2009-01-29

Awkward Moment at Davos

U.S. Treasury Secretary Timothy Geithner, former head of the New York Federal Reserve Bank and sporting a righteous 'stache, caught PBOC Governor Zhou Xiaochuan manipulating currency in his hotel room. Someone was there to make a cell-phone video, hence the low quality:


Intense.

George Soros Confession?

George Soros is a much disliked person in Asia due to his role in the Asian Crisis of 1997. Here's his description of the Panic of 2008:
The third step is to recognise reflexivity – that is to say, the mispricing of financial instruments can affect the fundamentals that market prices are supposed to reflect. Nowhere is this phenomenon more pronounced than in the case of financial institutions, whose ability to do business is dependent on confidence and trust. That means that “bear raids” to drive down the share prices of these institutions can be self-validating. That is in direct contradiction to the efficient market hypothesis.

Putting these three considerations together leads to the conclusion that Lehman, AIG and other financial institutions were destroyed by bear raids in which the shorting of stocks and buying of CDS amplified and reinforced each other. Unlimited shorting was made possible by the 2007 abolition of the uptick rule (which hindered bear raids by allowing short-selling only when prices were rising). The unlimited selling of bonds was facilitated by the CDS market. Together, the two made a lethal combination.

2009-01-27

The Always Quotable Marc Faber

Here's Faber in the 2009 Barron's Roundtable:

Recently I bought some U.S. stocks for the first time in a long time. If you buy Intel, Cisco, Yahoo!, Oracle and Microsoft, you will do much better in the next 10 years than you would with Treasuries. These stocks will double and even triple -- before going to zero.

Update: Eric Savitz at the Barron's Tech Trader blog
I got a little thrown by the “before going to zero” bit, so I checked in with my colleague Lauren Rublin, who edits the Roundtable, who explained that he was kidding about that part.

Increased Political Risk

A comparison of the interventionist Hoover regime to the Bush-Obama regime does not engender confidence, a topic I hope to expand upon in a future post. That said, two major areas where government action imposed massive economic costs in the 1930s but not today was the effort to maintain wages at a high level—in total defiance of the laws of supply and demand and with massive unemployment being the result—and the Smoot-Hawley Tariff.

As of yet, there is no sign of a similar effort to maintain wages, although we did see Barry Diller raise the argument. Perhaps this could gain momentum, especially with a Democrat Congress and Democrat President, but I expect intervention to come in another form, such as increased wealth transfers.

What I did worry about and do expect are anti-trade policies. Last week, we read that Timothy Geithner and the Obama administration consider China a currency manipulator. Last night on Bloomberg, Peter Morici gave this interview regarding China and its currency policy.

I don't fully agree with his economics (the part about the U.S. printing to buy Treasuries is factually correct though not at all desireable), but what struck me was the tone and also the political viability of this argument. Americans will only become more angry as unemployment climbs close to or into the double digits. The Democrat Congress already put pressure on Bush to officially declare China a currency manipulator, Obama used protectionist rhetoric during the campaign, and now his administration has unofficially called China a currency manipulator. Perhaps as early as this summer, the GOP will be hammering Obama and the Democrats on the economy and they could be in a position to retake the House in 2010. Framing the GOP as the defenders of free trade and Chinese Communists (not communists) who steal American jobs would be a good issue for Democrats to deflect attention from the unmitigated failure of all their economic policies and placate their base of union voters and angry anti-war voters, who will be dissatisfied with Obama's foreign policy.

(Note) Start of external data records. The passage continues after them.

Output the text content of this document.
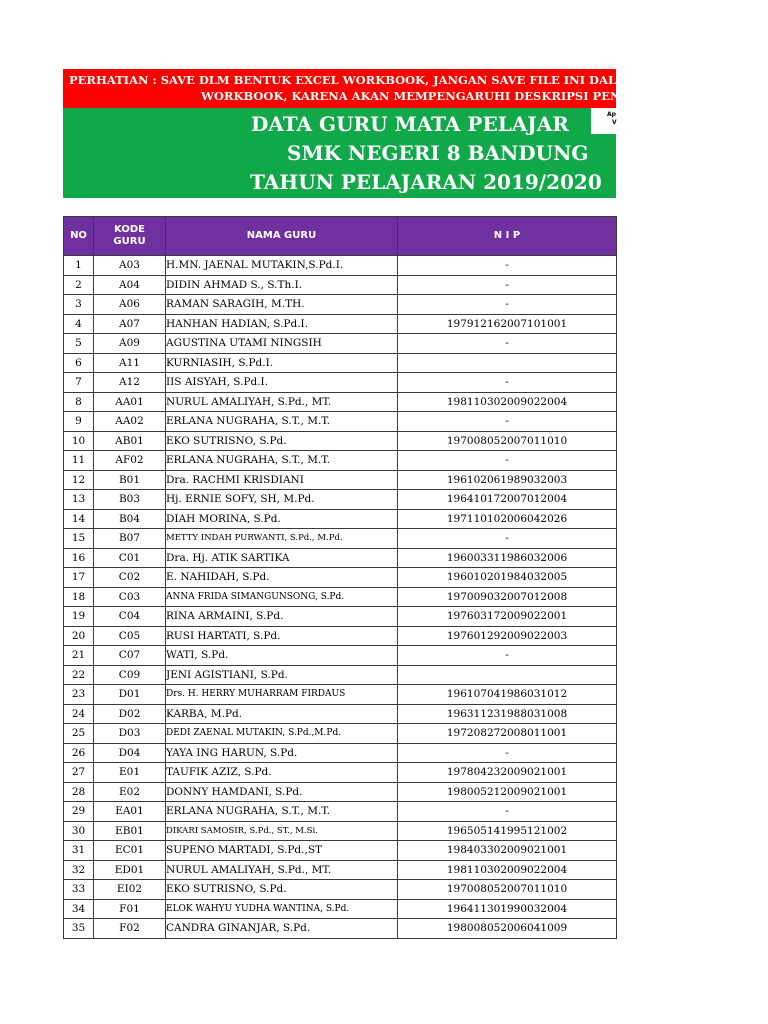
PERHATIAN : SAVE DLM BENTUK EXCEL WORKBOOK, JANGAN SAVE FILE INI DAL
WORKBOOK, KARENA AKAN MEMPENGARUHI DESKRIPSI PENI
DATA GURU MATA PELAJAR
SMK NEGERI 8 BANDUNG
TAHUN PELAJARAN 2019/2020
Ap
V
NO	KODE GURU	NAMA GURU	N I P
1	A03	H.MN. JAENAL MUTAKIN,S.Pd.I.	-
2	A04	DIDIN AHMAD S., S.Th.I.	-
3	A06	RAMAN SARAGIH, M.TH.	-
4	A07	HANHAN HADIAN, S.Pd.I.	197912162007101001
5	A09	AGUSTINA UTAMI NINGSIH	-
6	A11	KURNIASIH, S.Pd.I.	
7	A12	IIS AISYAH, S.Pd.I.	-
8	AA01	NURUL AMALIYAH, S.Pd., MT.	198110302009022004
9	AA02	ERLANA NUGRAHA, S.T., M.T.	-
10	AB01	EKO SUTRISNO, S.Pd.	197008052007011010
11	AF02	ERLANA NUGRAHA, S.T., M.T.	-
12	B01	Dra. RACHMI KRISDIANI	196102061989032003
13	B03	Hj. ERNIE SOFY, SH, M.Pd.	196410172007012004
14	B04	DIAH MORINA, S.Pd.	197110102006042026
15	B07	METTY INDAH PURWANTI, S.Pd., M.Pd.	-
16	C01	Dra. Hj. ATIK SARTIKA	196003311986032006
17	C02	E. NAHIDAH, S.Pd.	196010201984032005
18	C03	ANNA FRIDA SIMANGUNSONG, S.Pd.	197009032007012008
19	C04	RINA ARMAINI, S.Pd.	197603172009022001
20	C05	RUSI HARTATI, S.Pd.	197601292009022003
21	C07	WATI, S.Pd.	-
22	C09	JENI AGISTIANI, S.Pd.	
23	D01	Drs. H. HERRY MUHARRAM FIRDAUS	196107041986031012
24	D02	KARBA, M.Pd.	196311231988031008
25	D03	DEDI ZAENAL MUTAKIN, S.Pd.,M.Pd.	197208272008011001
26	D04	YAYA ING HARUN, S.Pd.	-
27	E01	TAUFIK AZIZ, S.Pd.	197804232009021001
28	E02	DONNY HAMDANI, S.Pd.	198005212009021001
29	EA01	ERLANA NUGRAHA, S.T., M.T.	-
30	EB01	DIKARI SAMOSIR, S.Pd., ST., M.Si.	196505141995121002
31	EC01	SUPENO MARTADI, S.Pd.,ST	198403302009021001
32	ED01	NURUL AMALIYAH, S.Pd., MT.	198110302009022004
33	EI02	EKO SUTRISNO, S.Pd.	197008052007011010
34	F01	ELOK WAHYU YUDHA WANTINA, S.Pd.	196411301990032004
35	F02	CANDRA GINANJAR, S.Pd.	198008052006041009
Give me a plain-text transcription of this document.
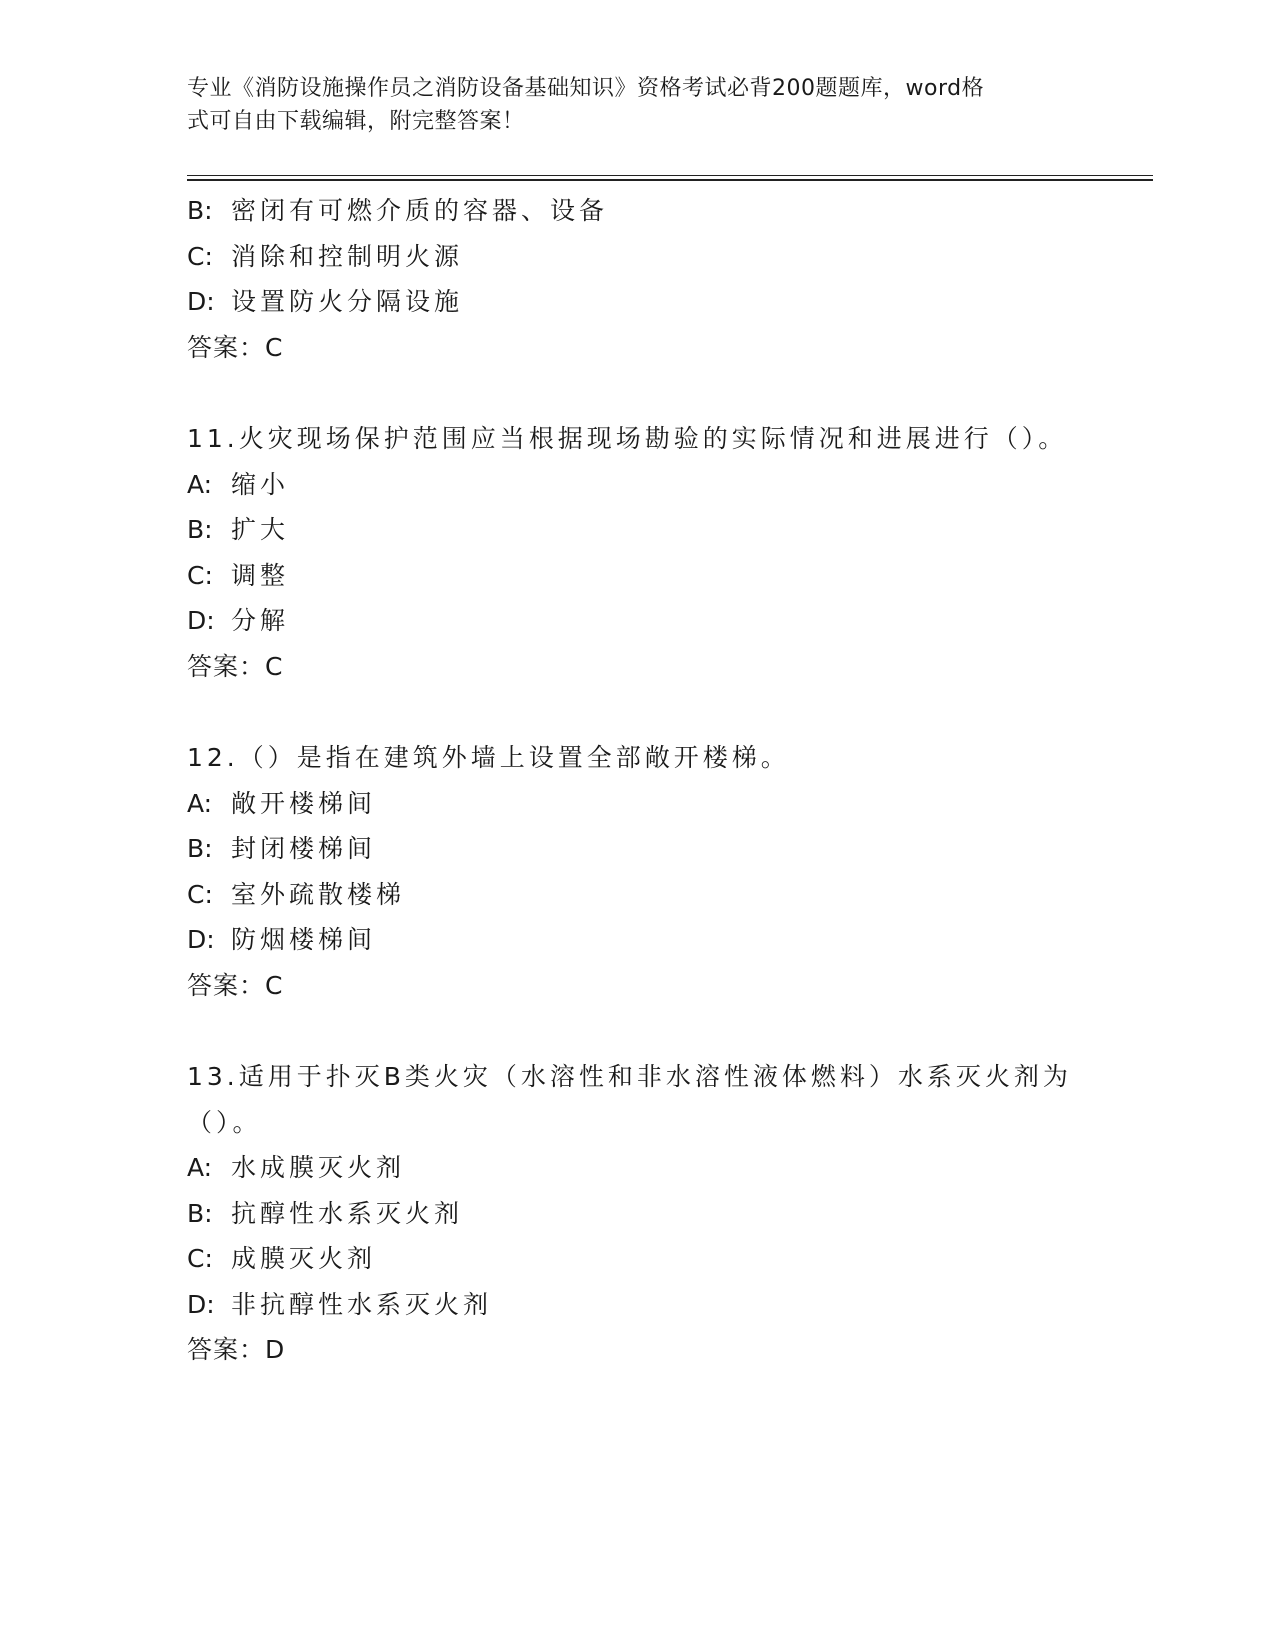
专业《消防设施操作员之消防设备基础知识》资格考试必背200题题库，word格
式可自由下载编辑，附完整答案！
B: 密闭有可燃介质的容器、设备
C: 消除和控制明火源
D: 设置防火分隔设施
答案：C
11.火灾现场保护范围应当根据现场勘验的实际情况和进展进行（）。
A: 缩小
B: 扩大
C: 调整
D: 分解
答案：C
12.（）是指在建筑外墙上设置全部敞开楼梯。
A: 敞开楼梯间
B: 封闭楼梯间
C: 室外疏散楼梯
D: 防烟楼梯间
答案：C
13.适用于扑灭B类火灾（水溶性和非水溶性液体燃料）水系灭火剂为
（）。
A: 水成膜灭火剂
B: 抗醇性水系灭火剂
C: 成膜灭火剂
D: 非抗醇性水系灭火剂
答案：D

Events are progressing along a path that leads to confrontation with China.

2009-01-23

Finding Bargains?

With shares down 60-80% there have to be some good buys available. One stock I'm eyeing is Spreadtrum (SPRD), a Chinese semiconductor company. As of today, the company sells for $0.96, but had more than $1.50 per share in cash at the end of September.

My Marketocracy China fund continues to move up the rankings, thanks to a timely exit in November 2007 when I moved to 40% cash. Currently the fund has less than 40% of assets in equities, as can be seen by the milder losses in the one-year chart. I wish ProShares Ultra Short FTSE/Xinhua China 25 (FXP) was a better vehicle to short with, but overall the returns are solid, especially compared to a straight China equity fund.